Almost immediately he began to share with me his frustration over customers who receive government benefits: people, often minorities, for whom he cashes government-issued checks.  He’d recently counted out money–income she receives without working for it, worth more than his own paycheck–for a woman he assumes is a single mother who “chose to have multiple kids by multiple fathers.” Adam continued to provide example after example of people rewarded for poor choices, supported by his tax dollars with no incentive to change: a system, he sees, as broken.

In that moment my mind flooded with memories of our collective past and stark realities of the present. I thought of white privilege: of how blessed we both were growing up each with two parents in stable homes in safe, affluent neighborhoods; regularly attending Mass (and actually, to be honest, he more so than I). I thought of my own stories of encountering the working poor while living at a Catholic Worker house in La Crosse. I thought of socioeconomic studies that demonstrate racial and economic disparity.

In the end though, all that I managed to say was: “Yes, it doesn’t always make sense, but every person has dignity and is deserving of dignity.”

“Michael,” Adam quickly retorted, “You can’t honestly tell me that woman is equal to you in any way. She’ll never be. I love you Michael, but you just don’t understand how some things in our society work.”

This is where the true test comes in. No matter how much I disagree with his statement, to him it’s absolute truth.

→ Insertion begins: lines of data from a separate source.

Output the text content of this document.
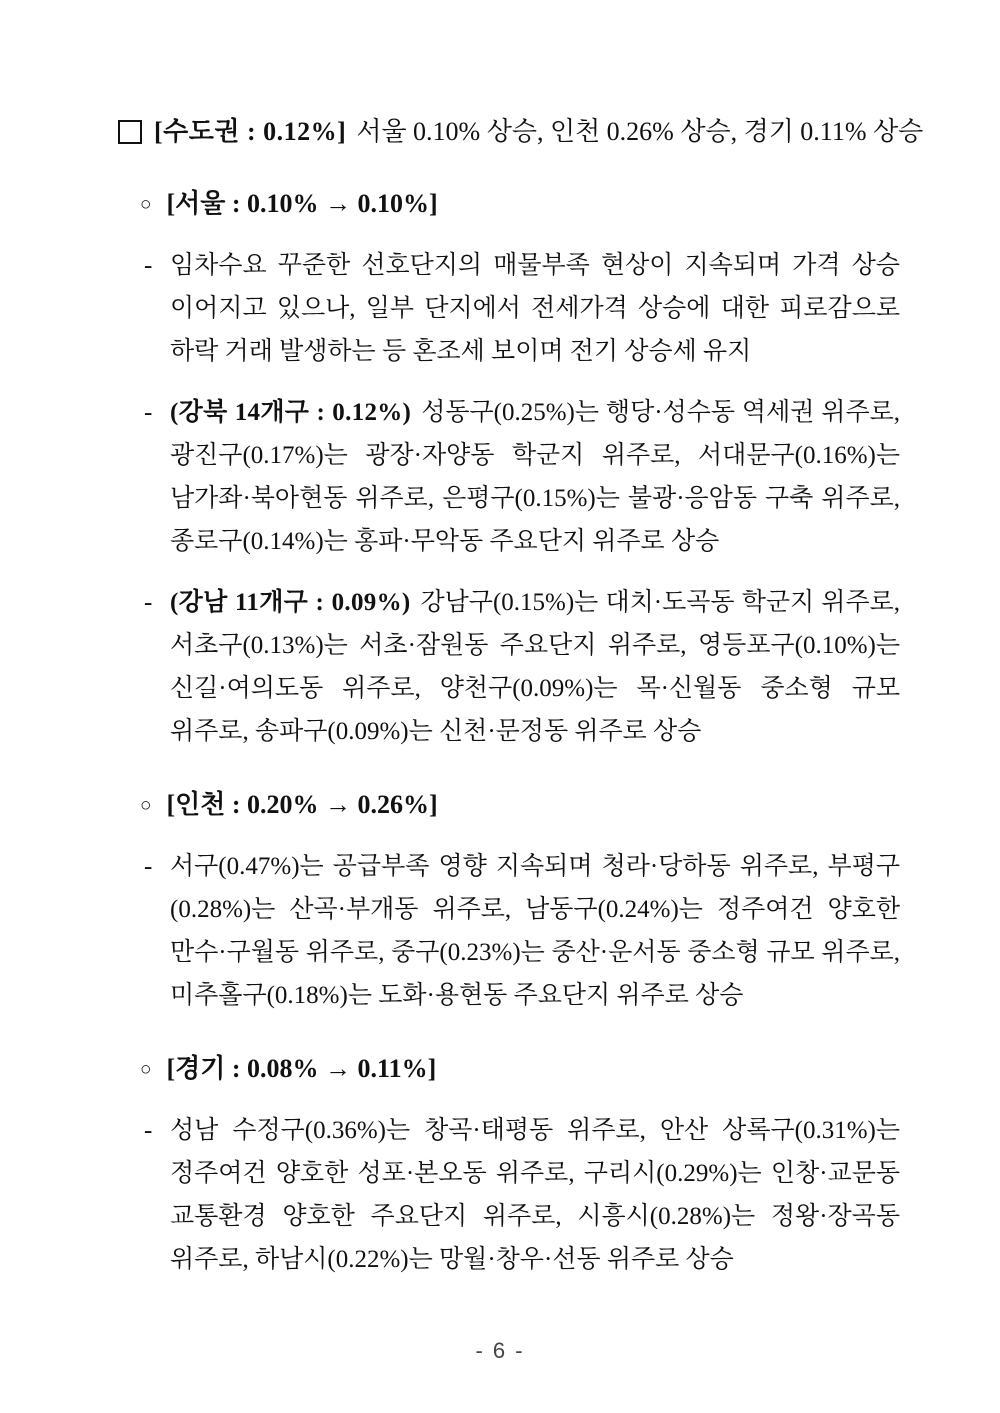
[수도권 : 0.12%] 서울 0.10% 상승, 인천 0.26% 상승, 경기 0.11% 상승
○ [서울 : 0.10% → 0.10%]
- 임차수요 꾸준한 선호단지의 매물부족 현상이 지속되며 가격 상승 이어지고 있으나, 일부 단지에서 전세가격 상승에 대한 피로감으로 하락 거래 발생하는 등 혼조세 보이며 전기 상승세 유지

- (강북 14개구 : 0.12%) 성동구(0.25%)는 행당·성수동 역세권 위주로, 광진구(0.17%)는 광장·자양동 학군지 위주로, 서대문구(0.16%)는 남가좌·북아현동 위주로, 은평구(0.15%)는 불광·응암동 구축 위주로, 종로구(0.14%)는 홍파·무악동 주요단지 위주로 상승

- (강남 11개구 : 0.09%) 강남구(0.15%)는 대치·도곡동 학군지 위주로, 서초구(0.13%)는 서초·잠원동 주요단지 위주로, 영등포구(0.10%)는 신길·여의도동 위주로, 양천구(0.09%)는 목·신월동 중소형 규모 위주로, 송파구(0.09%)는 신천·문정동 위주로 상승

○ [인천 : 0.20% → 0.26%]
- 서구(0.47%)는 공급부족 영향 지속되며 청라·당하동 위주로, 부평구(0.28%)는 산곡·부개동 위주로, 남동구(0.24%)는 정주여건 양호한 만수·구월동 위주로, 중구(0.23%)는 중산·운서동 중소형 규모 위주로, 미추홀구(0.18%)는 도화·용현동 주요단지 위주로 상승

○ [경기 : 0.08% → 0.11%]
- 성남 수정구(0.36%)는 창곡·태평동 위주로, 안산 상록구(0.31%)는 정주여건 양호한 성포·본오동 위주로, 구리시(0.29%)는 인창·교문동 교통환경 양호한 주요단지 위주로, 시흥시(0.28%)는 정왕·장곡동 위주로, 하남시(0.22%)는 망월·창우·선동 위주로 상승

- 6 -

There will be other examples from Adam’s work and stories in the media to confirm his bias, and new life experiences and encounters to affirm my own.  He is tired of being labeled racist for “calling it like it is.” I will not change his opinion, and he will not change mine.
And yet we still plan to see each other the next time I’m in town; still plan to share our beliefs; still plan to disagree.

So does this mean we live in a broken, polarized society; one that is stitched together as a patchwork of conflicting ideologies and beliefs separated by intolerance, discrimination, righteousness, and hostility, impassable and unforgiving? Yes and no. I believe we live somewhere in the middle, immersed in the messy and difficult conversations and realities that have become flashpoints erupting and boiling over in nearly every news cycle: Black Lives Matter, the anger directed at police forces; lead-tainted water; Standing Rock Reservation; “Lock her up” and ISIS-inspired terrorist attacks.

But what we have to be mindful of and profusely share is that we’re also immersed in subtle reminders of that which is good and holy. Sometimes it simply takes an encounter or the reframing of a question for us to change our perspective. In a 2012 TEDx Talk, Father Gregory Boyle, founder and executive director of Homeboy Industries in Los Angeles, California, remarked, “How can we achieve a certain kind of compassion that stands in awe at what the poor have to carry, rather than in judgement for how they carry it?”


We are called to stand with compassion and not hesitate to step out into the mud, alive and riveted by this complicated, imperfect world … this complicated, imperfect life.